Yet, from the very outset, that search was the most perfunctory and futile affair. The members of the party, two of whom stayed behind, exhibited a marked inclination not to separate. Outside, in the security of the moonlight and each other’s society, they had suffered mystification, wonder, perhaps an occasional thrill of apprehension, but not that peculiar quality of fear that lay in wait for them the moment they entered the gloom of the plantation.
2
Even Greatorex felt that influence. He had followed his host, in advance of the other three, but lost sight of him directly as he entered the cover of the trees. He started violently when a twig brushed his face, and then, with a just perceptible note of alarm in his voice, called out:
“Hallo, Harrison! You there? It’s so infernally dark!”
Harrison answered him with a remarkable promptitude.

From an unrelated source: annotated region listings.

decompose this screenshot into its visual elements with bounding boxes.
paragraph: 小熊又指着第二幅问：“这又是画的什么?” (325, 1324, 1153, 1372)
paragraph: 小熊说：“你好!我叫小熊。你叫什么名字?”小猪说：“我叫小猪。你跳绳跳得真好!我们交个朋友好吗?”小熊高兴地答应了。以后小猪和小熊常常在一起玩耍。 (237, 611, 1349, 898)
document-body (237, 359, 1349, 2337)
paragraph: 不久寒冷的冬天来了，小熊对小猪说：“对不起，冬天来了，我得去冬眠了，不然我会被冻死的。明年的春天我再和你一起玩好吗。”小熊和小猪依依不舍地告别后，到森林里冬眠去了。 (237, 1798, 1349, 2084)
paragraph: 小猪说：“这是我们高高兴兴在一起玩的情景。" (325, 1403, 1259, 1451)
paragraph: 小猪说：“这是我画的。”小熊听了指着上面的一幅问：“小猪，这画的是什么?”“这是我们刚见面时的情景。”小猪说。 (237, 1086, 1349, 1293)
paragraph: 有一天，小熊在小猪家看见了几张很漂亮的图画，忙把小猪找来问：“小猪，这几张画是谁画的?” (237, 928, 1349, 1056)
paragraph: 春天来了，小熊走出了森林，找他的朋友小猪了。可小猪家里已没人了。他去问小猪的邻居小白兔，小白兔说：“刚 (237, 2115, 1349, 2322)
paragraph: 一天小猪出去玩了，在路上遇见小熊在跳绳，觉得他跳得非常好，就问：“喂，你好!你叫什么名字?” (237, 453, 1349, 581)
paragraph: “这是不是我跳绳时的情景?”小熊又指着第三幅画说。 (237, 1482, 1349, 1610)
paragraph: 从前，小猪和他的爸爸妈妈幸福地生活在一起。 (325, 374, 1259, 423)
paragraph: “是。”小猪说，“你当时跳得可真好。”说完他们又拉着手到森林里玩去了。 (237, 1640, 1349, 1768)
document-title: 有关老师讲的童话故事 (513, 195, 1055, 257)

“Hallo, G.!” he said. “That you? I’m close here! I’ll wait for you.”
They were as a matter of fact separated only by the spread of a single yew.
“Don’t see that we stand much chance of catching the lady in a place like this, Harrison,” Greatorex remarked when they had joined company. “You might hide a platoon under these trees in this light, what?”
“Only a narrow belt of it,” Harrison replied. “We’ll be through on to the shore of the lake in ten yards. We can see her then for half a mile if she’s come out.”